Octavia E. Butler Bibliography :
In 1974, she started the novel Patternmaster, which became her first published book in 1976, though it would become the fifth in the Patternist series. Over the next eight years, she would publish four more novels in the same story line, though the publication dates of the novels do not match the internal order of the series.
• Wild Seed (1980)
• Mind of my Mind (1977)
• Clay’s Ark (1984)
• Survivor (1978)
• Patternmaster (1976)
In 1979, she published Kindred, a novel that uses the science-fiction staple of time travel to explore slavery in the United States. In this story, Dana, an African American woman, is inexplicably transported from 1976 Los Angeles to early nineteenth century Maryland.

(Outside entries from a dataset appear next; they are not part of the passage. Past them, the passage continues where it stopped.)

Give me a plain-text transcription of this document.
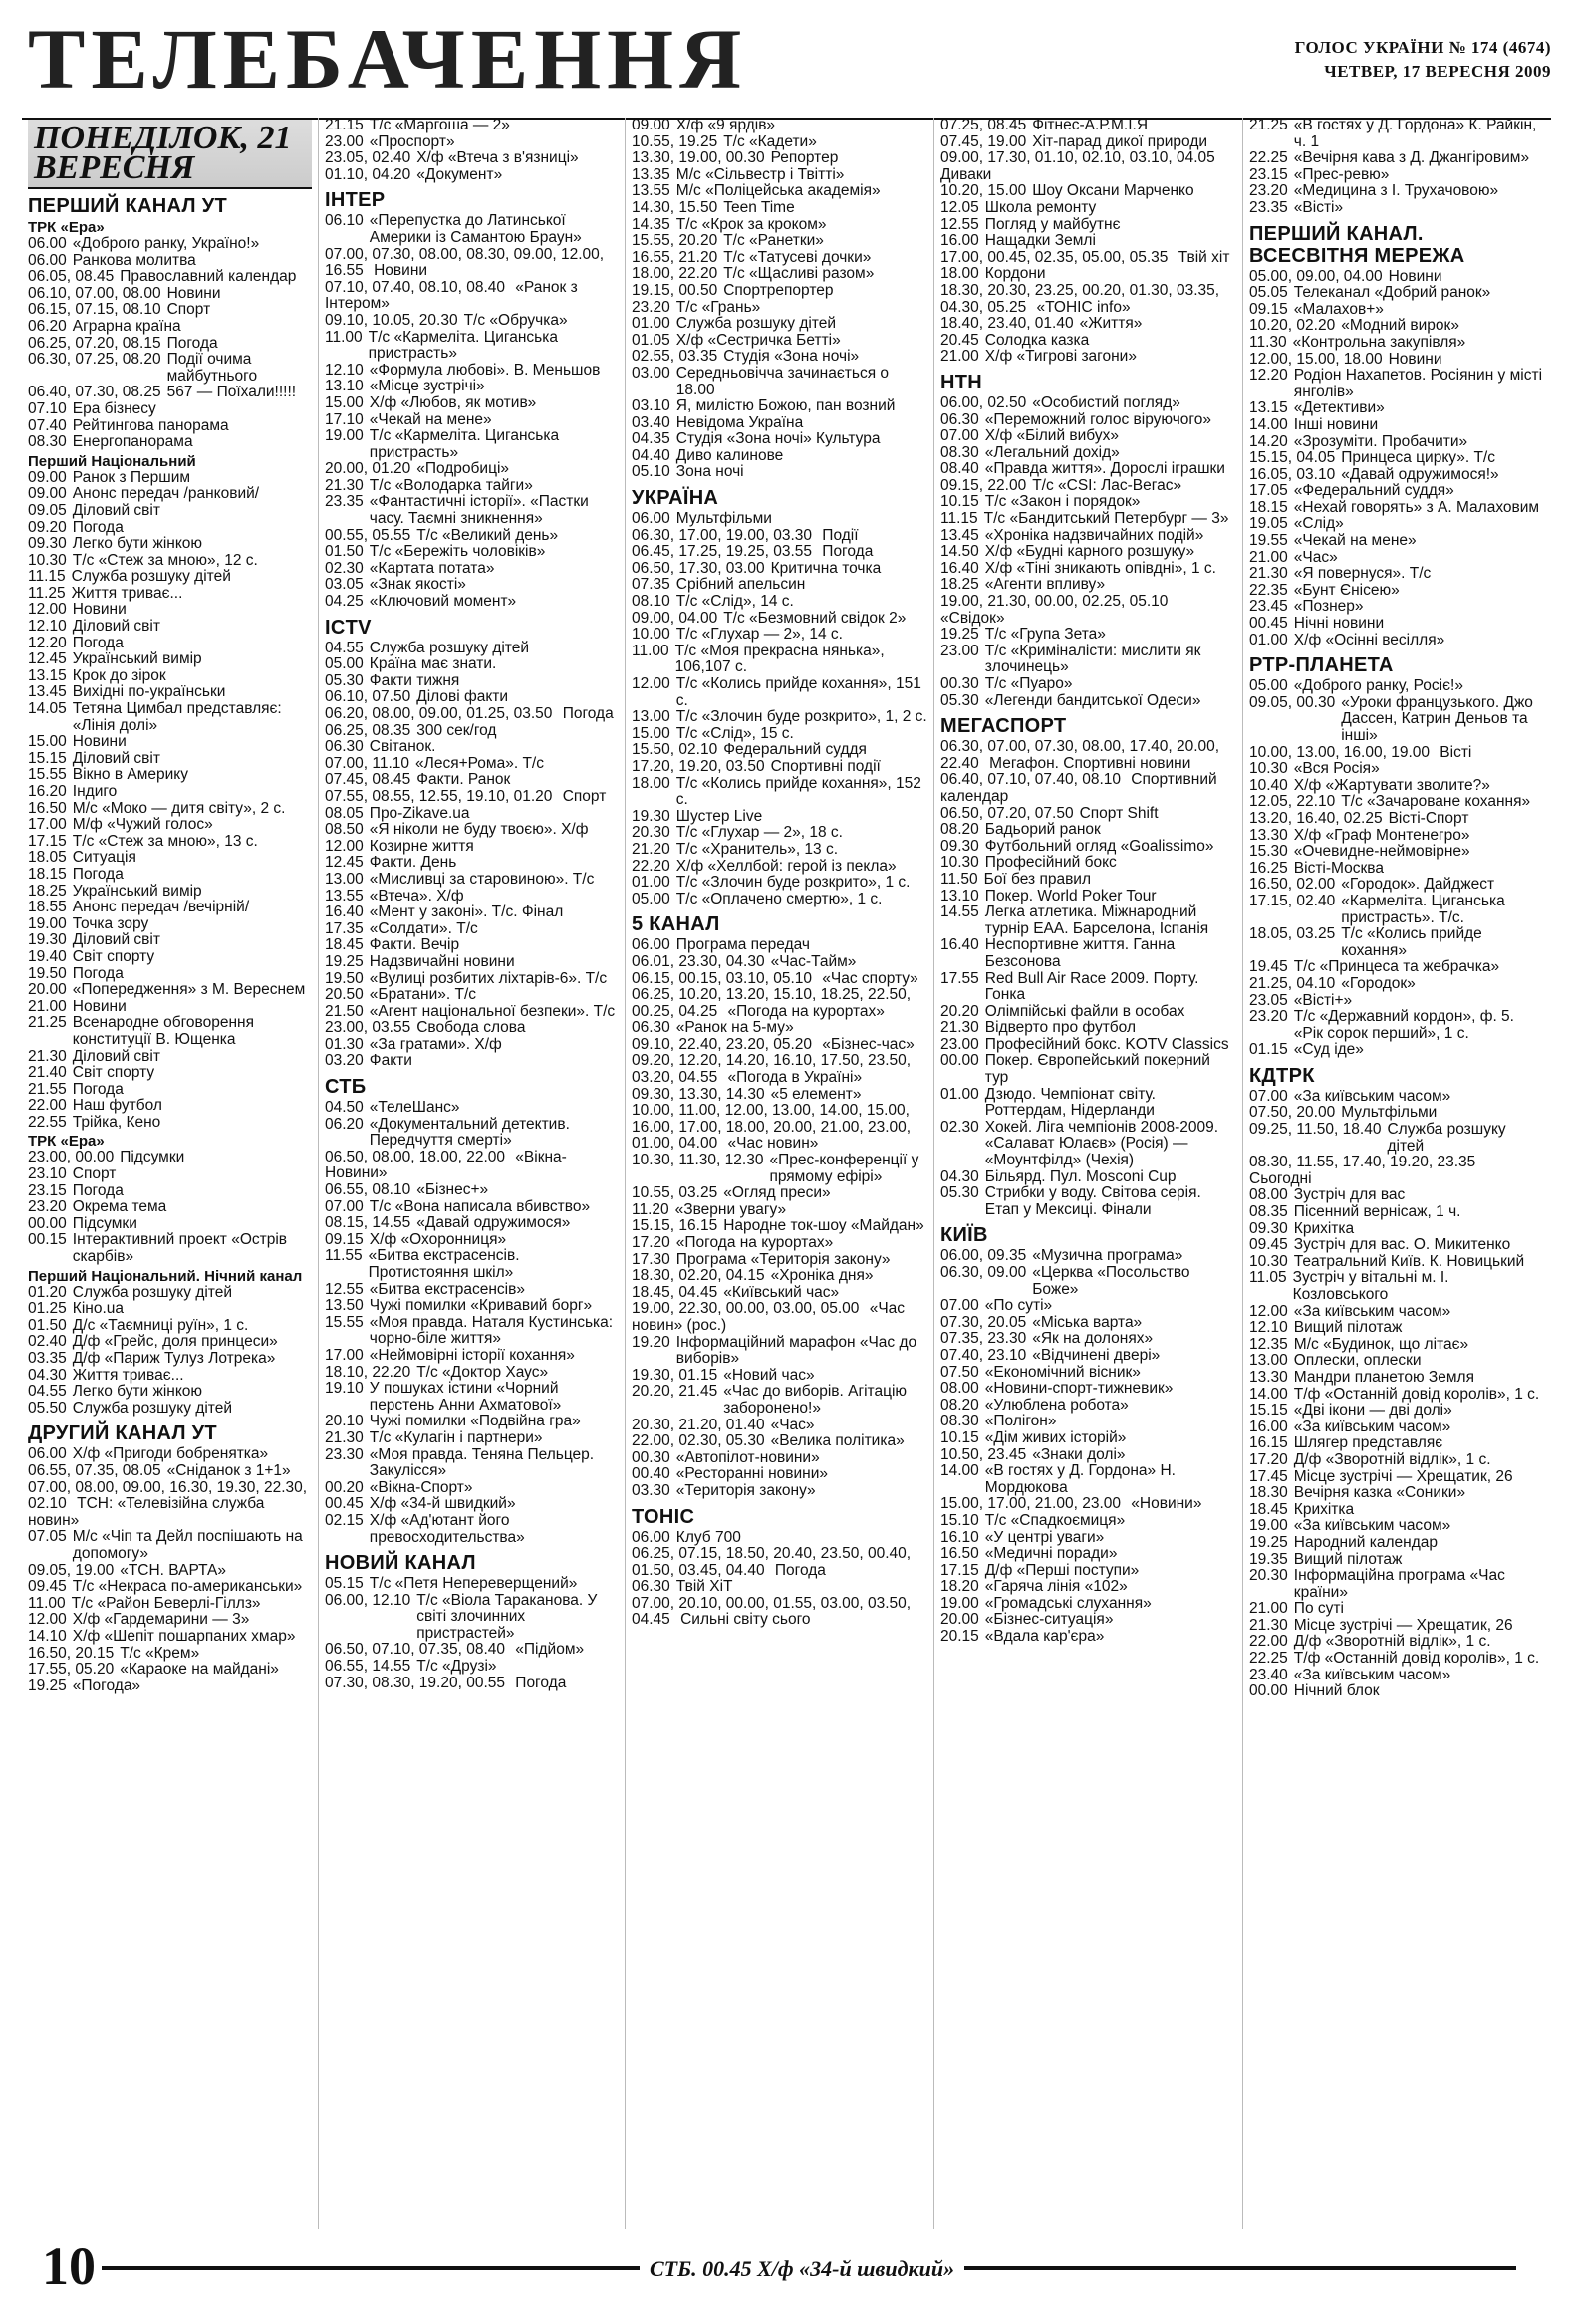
ТЕЛЕБАЧЕННЯ	ГОЛОС УКРАЇНИ № 174 (4674)
ЧЕТВЕР, 17 ВЕРЕСНЯ 2009
ПОНЕДІЛОК, 21 ВЕРЕСНЯ
ПЕРШИЙ КАНАЛ УТ
ТРК «Ера»
06.00 «Доброго ранку, Україно!»
06.00 Ранкова молитва
06.05, 08.45 Православний календар
06.10, 07.00, 08.00 Новини
06.15, 07.15, 08.10 Спорт
06.20 Аграрна країна
06.25, 07.20, 08.15 Погода
06.30, 07.25, 08.20 Події очима майбутнього
06.40, 07.30, 08.25 567 — Поїхали!!!!!
07.10 Ера бізнесу
07.40 Рейтингова панорама
08.30 Енергопанорама
Перший Національний
09.00 Ранок з Першим
09.00 Анонс передач /ранковий/
09.05 Діловий світ
09.20 Погода
09.30 Легко бути жінкою
10.30 Т/с «Стеж за мною», 12 с.
11.15 Служба розшуку дітей
11.25 Життя триває...
12.00 Новини
12.10 Діловий світ
12.20 Погода
12.45 Український вимір
13.15 Крок до зірок
13.45 Вихідні по-українськи
14.05 Тетяна Цимбал представляє: «Лінія долі»
15.00 Новини
15.15 Діловий світ
15.55 Вікно в Америку
16.20 Індиго
16.50 М/с «Моко — дитя світу», 2 с.
17.00 М/ф «Чужий голос»
17.15 Т/с «Стеж за мною», 13 с.
18.05 Ситуація
18.15 Погода
18.25 Український вимір
18.55 Анонс передач /вечірній/
19.00 Точка зору
19.30 Діловий світ
19.40 Світ спорту
19.50 Погода
20.00 «Попередження» з М. Вереснем
21.00 Новини
21.25 Всенародне обговорення конституції В. Ющенка
21.30 Діловий світ
21.40 Світ спорту
21.55 Погода
22.00 Наш футбол
22.55 Трійка, Кено
ТРК «Ера»
23.00, 00.00 Підсумки
23.10 Спорт
23.15 Погода
23.20 Окрема тема
00.00 Підсумки
00.15 Інтерактивний проект «Острів скарбів»
Перший Національний. Нічний канал
01.20 Служба розшуку дітей
01.25 Кіно.ua
01.50 Д/с «Таємниці руїн», 1 с.
02.40 Д/ф «Грейс, доля принцеси»
03.35 Д/ф «Париж Тулуз Лотрека»
04.30 Життя триває...
04.55 Легко бути жінкою
05.50 Служба розшуку дітей
ДРУГИЙ КАНАЛ УТ
06.00 Х/ф «Пригоди бобренятка»
06.55, 07.35, 08.05 «Сніданок з 1+1»
07.00, 08.00, 09.00, 16.30, 19.30, 22.30, 02.10 ТСН: «Телевізійна служба новин»
07.05 М/с «Чіп та Дейл поспішають на допомогу»
09.05, 19.00 «ТСН. ВАРТА»
09.45 Т/с «Некраса по-американськи»
11.00 Т/с «Район Беверлі-Гіллз»
12.00 Х/ф «Гардемарини — 3»
14.10 Х/ф «Шепіт пошарпаних хмар»
16.50, 20.15 Т/с «Крем»
17.55, 05.20 «Караоке на майдані»
19.25 «Погода»
21.15 Т/с «Маргоша — 2»
23.00 «Проспорт»
23.05, 02.40 Х/ф «Втеча з в'язниці»
01.10, 04.20 «Документ»
ІНТЕР
06.10 «Перепустка до Латинської Америки із Самантою Браун»
07.00, 07.30, 08.00, 08.30, 09.00, 12.00, 16.55 Новини
07.10, 07.40, 08.10, 08.40 «Ранок з Інтером»
09.10, 10.05, 20.30 Т/с «Обручка»
11.00 Т/с «Кармеліта. Циганська пристрасть»
12.10 «Формула любові». В. Меньшов
13.10 «Місце зустрічі»
15.00 Х/ф «Любов, як мотив»
17.10 «Чекай на мене»
19.00 Т/с «Кармеліта. Циганська пристрасть»
20.00, 01.20 «Подробиці»
21.30 Т/с «Володарка тайги»
23.35 «Фантастичні історії». «Пастки часу. Таємні зникнення»
00.55, 05.55 Т/с «Великий день»
01.50 Т/с «Бережіть чоловіків»
02.30 «Картата потата»
03.05 «Знак якості»
04.25 «Ключовий момент»
ICTV
04.55 Служба розшуку дітей
05.00 Країна має знати.
05.30 Факти тижня
06.10, 07.50 Ділові факти
06.20, 08.00, 09.00, 01.25, 03.50 Погода
06.25, 08.35 300 сек/год
06.30 Світанок.
07.00, 11.10 «Леся+Рома». Т/с
07.45, 08.45 Факти. Ранок
07.55, 08.55, 12.55, 19.10, 01.20 Спорт
08.05 Про-Zikave.ua
08.50 «Я ніколи не буду твоєю». Х/ф
12.00 Козирне життя
12.45 Факти. День
13.00 «Мисливці за старовиною». Т/с
13.55 «Втеча». Х/ф
16.40 «Мент у законі». Т/с. Фінал
17.35 «Солдати». Т/с
18.45 Факти. Вечір
19.25 Надзвичайні новини
19.50 «Вулиці розбитих ліхтарів-6». Т/с
20.50 «Братани». Т/с
21.50 «Агент національної безпеки». Т/с
23.00, 03.55 Свобода слова
01.30 «За гратами». Х/ф
03.20 Факти
СТБ
04.50 «ТелеШанс»
06.20 «Документальний детектив. Передчуття смерті»
06.50, 08.00, 18.00, 22.00 «Вікна-Новини»
06.55, 08.10 «Бізнес+»
07.00 Т/с «Вона написала вбивство»
08.15, 14.55 «Давай одружимося»
09.15 Х/ф «Охоронниця»
11.55 «Битва екстрасенсів. Протистояння шкіл»
12.55 «Битва екстрасенсів»
13.50 Чужі помилки «Кривавий борг»
15.55 «Моя правда. Наталя Кустинська: чорно-біле життя»
17.00 «Неймовірні історії кохання»
18.10, 22.20 Т/с «Доктор Хаус»
19.10 У пошуках істини «Чорний перстень Анни Ахматової»
20.10 Чужі помилки «Подвійна гра»
21.30 Т/с «Кулагін і партнери»
23.30 «Моя правда. Теняна Пельцер. Закулісся»
00.20 «Вікна-Спорт»
00.45 Х/ф «34-й швидкий»
02.15 Х/ф «Ад'ютант його превосходительства»
НОВИЙ КАНАЛ
05.15 Т/с «Петя Непереверщений»
06.00, 12.10 Т/с «Віола Тараканова. У світі злочинних пристрастей»
06.50, 07.10, 07.35, 08.40 «Підйом»
06.55, 14.55 Т/с «Друзі»
07.30, 08.30, 19.20, 00.55 Погода
09.00 Х/ф «9 ярдів»
10.55, 19.25 Т/с «Кадети»
13.30, 19.00, 00.30 Репортер
13.35 М/с «Сільвестр і Твітті»
13.55 М/с «Поліцейська академія»
14.30, 15.50 Teen Time
14.35 Т/с «Крок за кроком»
15.55, 20.20 Т/с «Ранетки»
16.55, 21.20 Т/с «Татусеві дочки»
18.00, 22.20 Т/с «Щасливі разом»
19.15, 00.50 Спортрепортер
23.20 Т/с «Грань»
01.00 Служба розшуку дітей
01.05 Х/ф «Сестричка Бетті»
02.55, 03.35 Студія «Зона ночі»
03.00 Середньовічча зачинається о 18.00
03.10 Я, милістю Божою, пан возний
03.40 Невідома Україна
04.35 Студія «Зона ночі» Культура
04.40 Диво калинове
05.10 Зона ночі
УКРАЇНА
06.00 Мультфільми
06.30, 17.00, 19.00, 03.30 Події
06.45, 17.25, 19.25, 03.55 Погода
06.50, 17.30, 03.00 Критична точка
07.35 Срібний апельсин
08.10 Т/с «Слід», 14 с.
09.00, 04.00 Т/с «Безмовний свідок 2»
10.00 Т/с «Глухар — 2», 14 с.
11.00 Т/с «Моя прекрасна нянька», 106,107 с.
12.00 Т/с «Колись прийде кохання», 151 с.
13.00 Т/с «Злочин буде розкрито», 1, 2 с.
15.00 Т/с «Слід», 15 с.
15.50, 02.10 Федеральний суддя
17.20, 19.20, 03.50 Спортивні події
18.00 Т/с «Колись прийде кохання», 152 с.
19.30 Шустер Live
20.30 Т/с «Глухар — 2», 18 с.
21.20 Т/с «Хранитель», 13 с.
22.20 Х/ф «Хеллбой: герой із пекла»
01.00 Т/с «Злочин буде розкрито», 1 с.
05.00 Т/с «Оплачено смертю», 1 с.
5 КАНАЛ
06.00 Програма передач
06.01, 23.30, 04.30 «Час-Тайм»
06.15, 00.15, 03.10, 05.10 «Час спорту»
06.25, 10.20, 13.20, 15.10, 18.25, 22.50, 00.25, 04.25 «Погода на курортах»
06.30 «Ранок на 5-му»
09.10, 22.40, 23.20, 05.20 «Бізнес-час»
09.20, 12.20, 14.20, 16.10, 17.50, 23.50, 03.20, 04.55 «Погода в Україні»
09.30, 13.30, 14.30 «5 елемент»
10.00, 11.00, 12.00, 13.00, 14.00, 15.00, 16.00, 17.00, 18.00, 20.00, 21.00, 23.00, 01.00, 04.00 «Час новин»
10.30, 11.30, 12.30 «Прес-конференції у прямому ефірі»
10.55, 03.25 «Огляд преси»
11.20 «Зверни увагу»
15.15, 16.15 Народне ток-шоу «Майдан»
17.20 «Погода на курортах»
17.30 Програма «Територія закону»
18.30, 02.20, 04.15 «Хроніка дня»
18.45, 04.45 «Київський час»
19.00, 22.30, 00.00, 03.00, 05.00 «Час новин» (рос.)
19.20 Інформаційний марафон «Час до виборів»
19.30, 01.15 «Новий час»
20.20, 21.45 «Час до виборів. Агітацію заборонено!»
20.30, 21.20, 01.40 «Час»
22.00, 02.30, 05.30 «Велика політика»
00.30 «Автопілот-новини»
00.40 «Ресторанні новини»
03.30 «Територія закону»
ТОНІС
06.00 Клуб 700
06.25, 07.15, 18.50, 20.40, 23.50, 00.40, 01.50, 03.45, 04.40 Погода
06.30 Твій ХіТ
07.00, 20.10, 00.00, 01.55, 03.00, 03.50, 04.45 Сильні світу сього
07.25, 08.45 Фітнес-А.Р.М.І.Я
07.45, 19.00 Хіт-парад дикої природи
09.00, 17.30, 01.10, 02.10, 03.10, 04.05 Диваки
10.20, 15.00 Шоу Оксани Марченко
12.05 Школа ремонту
12.55 Погляд у майбутнє
16.00 Нащадки Землі
17.00, 00.45, 02.35, 05.00, 05.35 Твій хіт
18.00 Кордони
18.30, 20.30, 23.25, 00.20, 01.30, 03.35, 04.30, 05.25 «ТОНІС info»
18.40, 23.40, 01.40 «Життя»
20.45 Солодка казка
21.00 Х/ф «Тигрові загони»
НТН
06.00, 02.50 «Особистий погляд»
06.30 «Переможний голос віруючого»
07.00 Х/ф «Білий вибух»
08.30 «Легальний дохід»
08.40 «Правда життя». Дорослі іграшки
09.15, 22.00 Т/с «CSI: Лас-Вегас»
10.15 Т/с «Закон і порядок»
11.15 Т/с «Бандитський Петербург — 3»
13.45 «Хроніка надзвичайних подій»
14.50 Х/ф «Будні карного розшуку»
16.40 Х/ф «Тіні зникають опівдні», 1 с.
18.25 «Агенти впливу»
19.00, 21.30, 00.00, 02.25, 05.10 «Свідок»
19.25 Т/с «Група Зета»
23.00 Т/с «Криміналісти: мислити як злочинець»
00.30 Т/с «Пуаро»
05.30 «Легенди бандитської Одеси»
МЕГАСПОРТ
06.30, 07.00, 07.30, 08.00, 17.40, 20.00, 22.40 Мегафон. Спортивні новини
06.40, 07.10, 07.40, 08.10 Спортивний календар
06.50, 07.20, 07.50 Спорт Shift
08.20 Бадьорий ранок
09.30 Футбольний огляд «Goalissimo»
10.30 Професійний бокс
11.50 Бої без правил
13.10 Покер. World Poker Tour
14.55 Легка атлетика. Міжнародний турнір ЕАА. Барселона, Іспанія
16.40 Неспортивне життя. Ганна Безсонова
17.55 Red Bull Air Race 2009. Порту. Гонка
20.20 Олімпійські файли в особах
21.30 Відверто про футбол
23.00 Професійний бокс. KOTV Classics
00.00 Покер. Європейський покерний тур
01.00 Дзюдо. Чемпіонат світу. Роттердам, Нідерланди
02.30 Хокей. Ліга чемпіонів 2008-2009. «Салават Юлаєв» (Росія) — «Моунтфілд» (Чехія)
04.30 Більярд. Пул. Mosconi Cup
05.30 Стрибки у воду. Світова серія. Етап у Мексиці. Фінали
КИЇВ
06.00, 09.35 «Музична програма»
06.30, 09.00 «Церква «Посольство Боже»
07.00 «По суті»
07.30, 20.05 «Міська варта»
07.35, 23.30 «Як на долонях»
07.40, 23.10 «Відчинені двері»
07.50 «Економічний вісник»
08.00 «Новини-спорт-тижневик»
08.20 «Улюблена робота»
08.30 «Полігон»
10.15 «Дім живих історій»
10.50, 23.45 «Знаки долі»
14.00 «В гостях у Д. Гордона» Н. Мордюкова
15.00, 17.00, 21.00, 23.00 «Новини»
15.10 Т/с «Спадкоємиця»
16.10 «У центрі уваги»
16.50 «Медичні поради»
17.15 Д/ф «Перші поступи»
18.20 «Гаряча лінія «102»
19.00 «Громадські слухання»
20.00 «Бізнес-ситуація»
20.15 «Вдала кар'єра»
21.25 «В гостях у Д. Гордона» К. Райкін, ч. 1
22.25 «Вечірня кава з Д. Джангіровим»
23.15 «Прес-ревю»
23.20 «Медицина з І. Трухачовою»
23.35 «Вісті»
ПЕРШИЙ КАНАЛ. ВСЕСВІТНЯ МЕРЕЖА
05.00, 09.00, 04.00 Новини
05.05 Телеканал «Добрий ранок»
09.15 «Малахов+»
10.20, 02.20 «Модний вирок»
11.30 «Контрольна закупівля»
12.00, 15.00, 18.00 Новини
12.20 Родіон Нахапетов. Росіянин у місті янголів»
13.15 «Детективи»
14.00 Інші новини
14.20 «Зрозуміти. Пробачити»
15.15, 04.05 Принцеса цирку». Т/с
16.05, 03.10 «Давай одружимося!»
17.05 «Федеральний суддя»
18.15 «Нехай говорять» з А. Малаховим
19.05 «Слід»
19.55 «Чекай на мене»
21.00 «Час»
21.30 «Я повернуся». Т/с
22.35 «Бунт Єнісею»
23.45 «Познер»
00.45 Нічні новини
01.00 Х/ф «Осінні весілля»
РТР-ПЛАНЕТА
05.00 «Доброго ранку, Росіє!»
09.05, 00.30 «Уроки французького. Джо Дассен, Катрин Деньов та інші»
10.00, 13.00, 16.00, 19.00 Вісті
10.30 «Вся Росія»
10.40 Х/ф «Жартувати зволите?»
12.05, 22.10 Т/с «Зачароване кохання»
13.20, 16.40, 02.25 Вісті-Спорт
13.30 Х/ф «Граф Монтенегро»
15.30 «Очевидне-неймовірне»
16.25 Вісті-Москва
16.50, 02.00 «Городок». Дайджест
17.15, 02.40 «Кармеліта. Циганська пристрасть». Т/с.
18.05, 03.25 Т/с «Колись прийде кохання»
19.45 Т/с «Принцеса та жебрачка»
21.25, 04.10 «Городок»
23.05 «Вісті+»
23.20 Т/с «Державний кордон», ф. 5. «Рік сорок перший», 1 с.
01.15 «Суд іде»
КДТРК
07.00 «За київським часом»
07.50, 20.00 Мультфільми
09.25, 11.50, 18.40 Служба розшуку дітей
08.30, 11.55, 17.40, 19.20, 23.35 Сьогодні
08.00 Зустріч для вас
08.35 Пісенний вернісаж, 1 ч.
09.30 Крихітка
09.45 Зустріч для вас. О. Микитенко
10.30 Театральний Київ. К. Новицький
11.05 Зустріч у вітальні м. І. Козловського
12.00 «За київським часом»
12.10 Вищий пілотаж
12.35 М/с «Будинок, що літає»
13.00 Оплески, оплески
13.30 Мандри планетою Земля
14.00 Т/ф «Останній довід королів», 1 с.
15.15 «Дві ікони — дві долі»
16.00 «За київським часом»
16.15 Шлягер представляє
17.20 Д/ф «Зворотній відлік», 1 с.
17.45 Місце зустрічі — Хрещатик, 26
18.30 Вечірня казка «Соники»
18.45 Крихітка
19.00 «За київським часом»
19.25 Народний календар
19.35 Вищий пілотаж
20.30 Інформаційна програма «Час країни»
21.00 По суті
21.30 Місце зустрічі — Хрещатик, 26
22.00 Д/ф «Зворотній відлік», 1 с.
22.25 Т/ф «Останній довід королів», 1 с.
23.40 «За київським часом»
00.00 Нічний блок
10	СТБ. 00.45 Х/ф «34-й швидкий»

She meets her ancestors: Rufus, a white slave holder, and Alice, an African American woman who was born free but forced into slavery later in life.
• Kindred (1979)
Next came Lilith’s Brood, formerly Xenogenesis, novels which are available separately or collected in one volume. They tell the story of the human survivors of an apocalyptic war as they are joined and genetically altered by extraterrestrials that have an affinity for strangers.
• Dawn (1987)
• Adulthood Rites (1988)
• Imago (1989)
And the two collected versions of all three novels:
• Xenogenesis (Hard cover, 1989)
• Lilith’s Brood (Trade Paperback, 2000)
Next came the two Parable novels. These take readers into the world of economic, environmental, and social chaos that we seem to be creating, and they offer a few solutions, both malignant and benign.
• Parable of the Sower (1993)
• Parable of the Talents (1998)
She eventually shifted her creative attention, resulting in the 2005 novel, Fledgling, a vampire novel with a science-fiction context. Although Butler herself passed Fledgling off as a lark, the novel is connected to her other works through its exploration of race, sexuality, and what it means to be a member of a community. Moreover, the novel continues the theme, raised explicitly in Parable of the Sower, that diversity is a biological imperative.
• Fledgling (2005)
And finally, there is a book of short fiction and essays including title story, Bloodchild, Speech Sounds, The Evening and the Morning and the Night, and others.